The late nineteenth century also saw painters take their easels progressively further, to the Middle East where they made Orientalist scenes, and to more hostile environments in the far north of North America.
Alberto Pasini’s At The Golden Horn from about 1876 shows a dockside not far from the bustling city of Istanbul. The Golden Horn (in Modern Turkish, Haliç) is a horn-shaped estuary which empties into the Bosphorus Strait at ‘Old Istanbul’. As a stretch of sheltered water so close to the city, it had long been a popular port for smaller traders, such as the mixed steam and sailing ship seen shrouded in coal smoke.
The sun and warmth of Turkey was no attraction to William Bradford, whose Looking out of Battle Harbor (1877) shows what had been a major fishing port on the Labrador coast. Established in the late eighteenth century, it flourished over the following century, then entered decline in the twentieth century, becoming just a summer fishing station. It is now a National Historic Site of Canada.
For many Europeans, the first sailing ship which they boarded was the one which took them away from the land of their birth to a new life in the Americas.
William McTaggart’s The Emigrants Leaving the Hebrides was started in 1883, when McTaggart painted the headland from which the emigrants left at Carradale, but he did not complete its details until 1889. This shows Scottish migrants loading their few possessions into rowing boats in the foreground, then being rowed out to the waiting ship in the distance.
When the Neo-Impressionist Georges Seurat campaigned around ports on the French Channel coast during the summer, he not infrequently caught sailing and steamships in harbour.
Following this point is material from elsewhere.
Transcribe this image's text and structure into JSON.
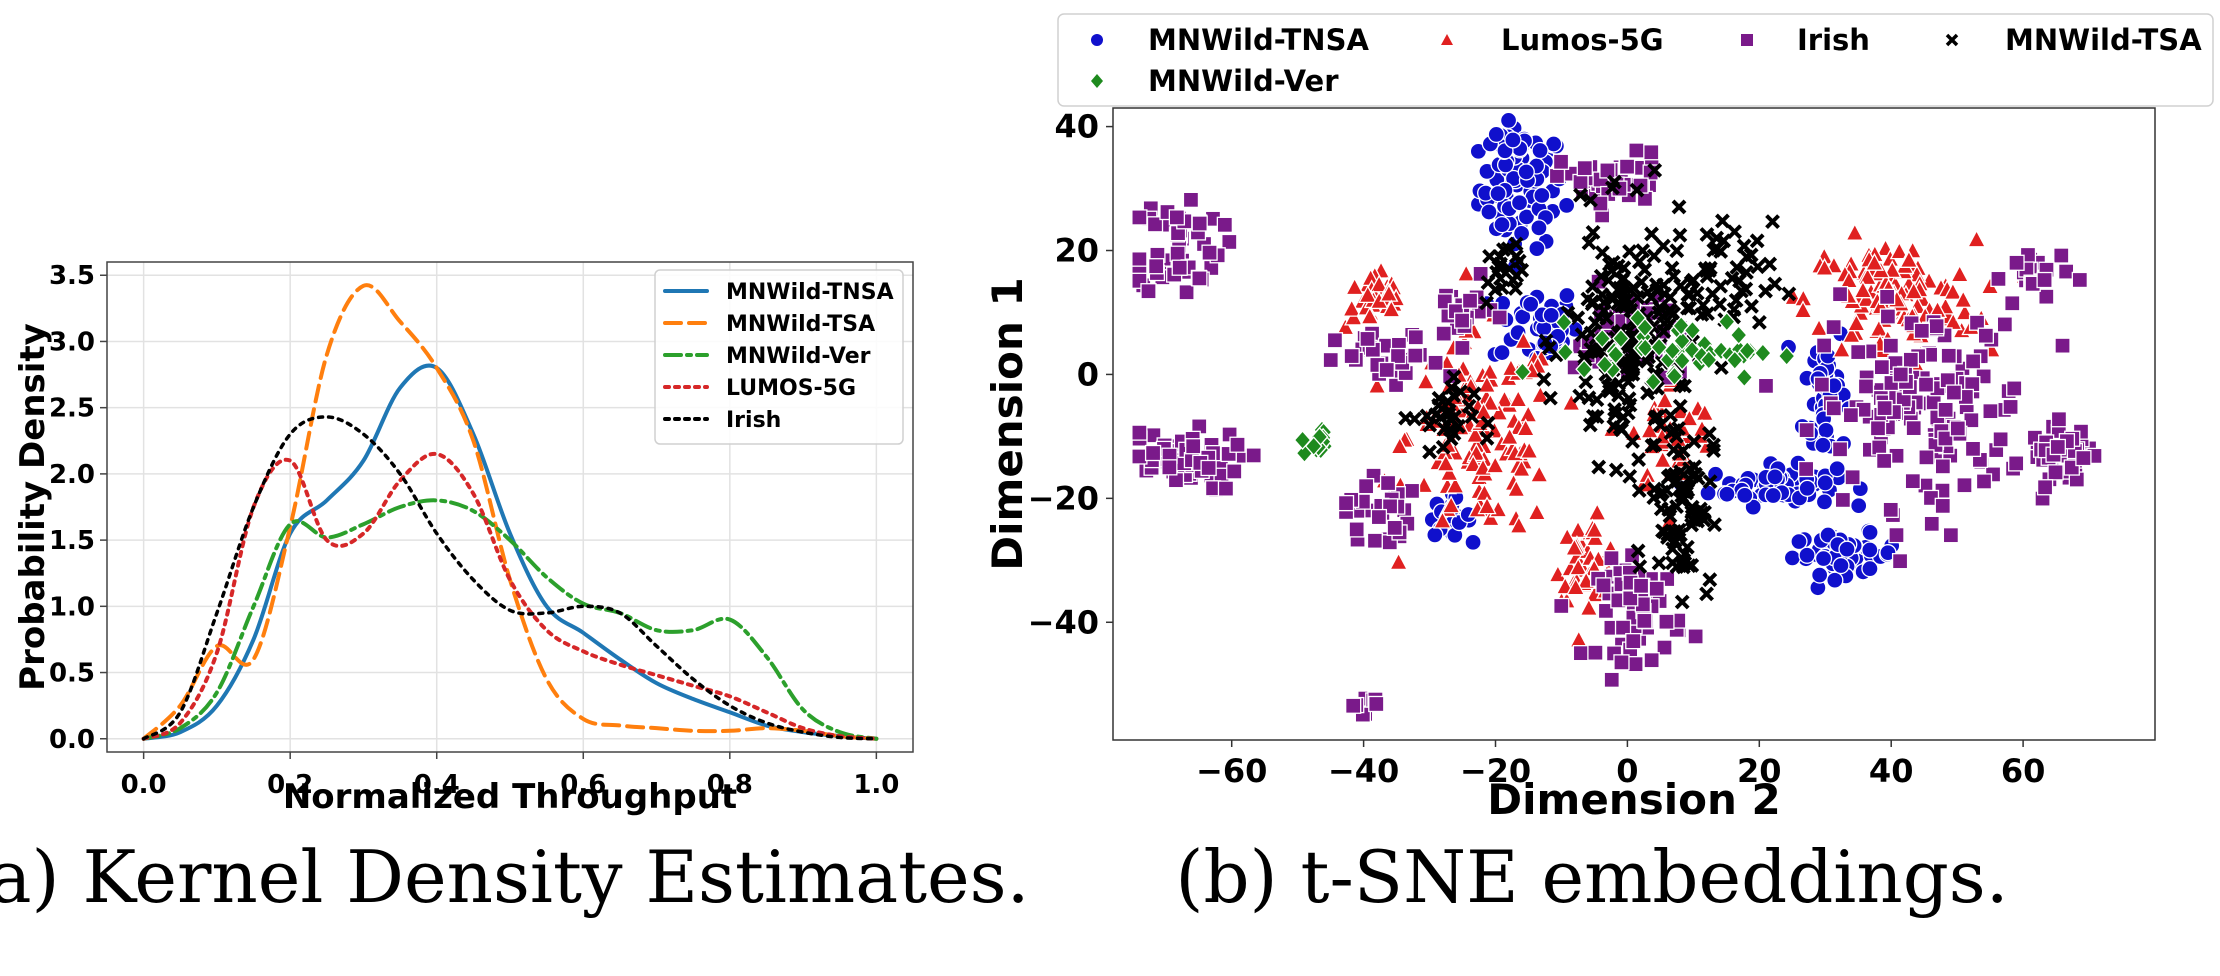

This painting shows a Corner of a Basin, Honfleur in 1886, with its mixture of masts, rigging and funnels.
Eugène Jansson’s Evening in Kornhamnstorg, Stockholm (1897) shows the well-lit waterfront of Stockholm’s old town as a strip across its dominant blue. The square of his title is in the old town, where grain arrived for sale and storage in the past. The artist fills the sky and water with soft and apparently random curves and squiggles, and has scratched linear patterns into the hull of the sailing ship.
Several of the Post-Impressionists who moved to the south of France at the end of the nineteenth and early twentieth centuries sailed themselves. It was perhaps Paul Signac who painted some of the most evocative and colourful views of the last days of sail in the ports of the Midi: in his Notre-Dame-de-la-Garde (La Bonne-Mère), Marseilles from 1905-06 (above), and his more impromptu watercolour of a Corsican Landscape (Ajaccio) from 1931 (below).
The last image prophesying the fate of sail has to be JMW Turner’s Fighting Temeraire from as early as 1839, in which he shows a smoky new paddle-propelled steam tug towing a great sailing warship to be broken up. By the start of the Second World War, almost every sailing ship around the world had undergone the same fate. So ended the days of sail.